Configuration LDAP
Depuis la version GRR 1.7, il est possible de se connecter à GRR en s'authentifiant auprès d'un annuaire LDAP. LDAP (Lightweight Directory Access Protocol) est un protocole permettant d’interroger un annuaire contenant des informations d’utilisateurs (nom, login, email, ...).
Dans le panneau d'administration de GRR, une page « configuration LDAP » permet d'activer et de configurer l'authentification LDAP. A l'ouverture de cette page, GRR détecte si PHP a été compilé avec le support LDAP. Dans le cas contraire, un message en avertit l'administrateur qui ne peut aller plus loin dans le paramétrage LDAP.
L'activation LDAP consiste à choisir le statut par défaut des utilisateurs venant de l'annuaire (« usager » ou « visiteur »).
Une fois LDAP activé, il faut configurer le fichier « config_ldap.inc.php », ce qui est relativement simple en utilisant la procédure automatique accessible à partir de cette page (attention à donner les droits d'écriture sur le fichier « config_ldap.inc.php »).
Attention : si vous configurez manuellement le fichier « config_ldap.inc.php » (sans passer par la configuration en ligne), vous devez tout de même activer LDAP en choisissant le statut par défaut des utilisateurs importés.
Une fois la configuration correctement effectuée, deux types d'utilisateurs peuvent cohabiter :
- les utilisateurs gérés directement par GRR dans la base locale de GRR et
- les utilisateurs importés de l'annuaire LDAP.
Dans le tableau de gestion des utilisateurs un champ indique le type d'authentification (« local » ou « ext ») de l'utilisateur.
Quand le type d'authentification d'un utilisateur est « ext », il ne peut changer son mot de passe dans GRR (celui-ci en effet n'est pas stocké dans GRR mais dans l'annuaire LDAP).
L'administrateur peut modifier tous les paramètres d'un utilisateur « ext » tout comme pour un utilisateur « local », à l'exception du mot de passe qui est laissé vide dans la base locale.
L'administrateur a la possibilité de changer un utilisateur « ext » en un utilisateur « local ». La procédure est irréversible. Il y a alors perte de synchronisation entre GRR et LDAP pour cet utilisateur.

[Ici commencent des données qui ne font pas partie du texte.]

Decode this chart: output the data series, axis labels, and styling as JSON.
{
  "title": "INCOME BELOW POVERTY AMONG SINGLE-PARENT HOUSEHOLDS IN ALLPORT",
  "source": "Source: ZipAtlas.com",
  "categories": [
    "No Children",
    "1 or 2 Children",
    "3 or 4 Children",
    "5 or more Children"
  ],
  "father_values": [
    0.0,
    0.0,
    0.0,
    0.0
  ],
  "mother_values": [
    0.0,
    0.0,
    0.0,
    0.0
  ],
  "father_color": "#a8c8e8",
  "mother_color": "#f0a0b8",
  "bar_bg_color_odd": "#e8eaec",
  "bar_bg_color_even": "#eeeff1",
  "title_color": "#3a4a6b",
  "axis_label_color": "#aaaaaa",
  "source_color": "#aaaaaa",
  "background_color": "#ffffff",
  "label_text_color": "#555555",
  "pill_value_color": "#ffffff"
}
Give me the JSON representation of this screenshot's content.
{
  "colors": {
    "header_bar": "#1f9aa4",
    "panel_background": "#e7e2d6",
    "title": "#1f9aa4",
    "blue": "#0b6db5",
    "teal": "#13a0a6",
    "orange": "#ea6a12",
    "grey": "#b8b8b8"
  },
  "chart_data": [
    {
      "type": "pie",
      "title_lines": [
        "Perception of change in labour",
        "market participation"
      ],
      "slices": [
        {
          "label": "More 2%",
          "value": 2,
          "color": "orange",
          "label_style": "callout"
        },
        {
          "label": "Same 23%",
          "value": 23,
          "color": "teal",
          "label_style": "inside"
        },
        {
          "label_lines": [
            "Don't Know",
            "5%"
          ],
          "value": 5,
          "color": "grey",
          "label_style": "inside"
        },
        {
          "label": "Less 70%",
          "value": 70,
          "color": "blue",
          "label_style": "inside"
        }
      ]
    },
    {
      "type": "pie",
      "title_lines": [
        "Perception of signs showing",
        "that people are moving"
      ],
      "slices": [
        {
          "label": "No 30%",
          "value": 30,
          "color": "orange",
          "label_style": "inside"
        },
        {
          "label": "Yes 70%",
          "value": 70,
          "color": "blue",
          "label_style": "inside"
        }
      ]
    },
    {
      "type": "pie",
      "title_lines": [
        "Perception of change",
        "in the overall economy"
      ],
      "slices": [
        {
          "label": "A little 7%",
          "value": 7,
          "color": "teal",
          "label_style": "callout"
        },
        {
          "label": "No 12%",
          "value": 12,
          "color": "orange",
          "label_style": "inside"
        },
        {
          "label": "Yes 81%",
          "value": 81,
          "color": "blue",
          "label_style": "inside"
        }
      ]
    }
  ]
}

GRR n'inscrit aucune donnée dans l'annuaire. Ainsi GRR n’a besoin que d’un accès en lecture seule à l’annuaire LDAP.
Concrètement, quand un utilisateur tente de se connecter à GRR en tapant un identifiant et un mot de passe, GRR suit la procédure suivante :
- GRR regarde si un utilisateur ayant cet identifiant et ce mot de passe est présent dans la base des utilisateurs de GRR.
Si oui : l'utilisateur est connecté à GRR.
- Dans le cas contraire : si ldap n'est pas activé ou pas configuré, la procédure s'arrête et il y a échec de la connexion. Si ldap est activé et configuré, GRR tente une authentification de l'utilisateur dans l'annuaire.
- Si cette authentification échoue,la procédure s'arrête et il y a échec de la connexion.
- Si l'authentification réussit :
- si c'est la première connexion à GRR, GRR crée l'utilisateur « ldap » dans la table « utilisateurs » en tentant d'importer le nom et l'adresse email. Le champ « mot de passe » est laissé vide. Le statut « usager » ou « visiteur » est celui défini par défaut dans la configuration LDAP. L'administrateur pourra par la suite modifier ces paramètres au cas par cas. La procédure s'arrête : l'utilisateur est alors connecté à GRR. (remarque : si un utilisateur « local » existant porte déjà le même identifiant, l'importation ne pourra avoir lieu : il y a échec de la connexion).
- Si ce n'est pas la première connexion, GRR récupère dans sa base les informations concernant l'utilisateur (paramètres par défaut, langue, ...). L'utilisateur peut se connecter à GRR.
Une fois un utilisateur « ldap » connecté, il est traité par la voie classique, c’est-à-dire simplement avec le cookie de session. Ainsi on ne se connecte à LDAP que lors de la procédure de connexion à GRR. De même, les paramètres pris en compte dans la navigation dans GRR (affichage par défaut, nom, prénom, email, ...) sont ceux de GRR.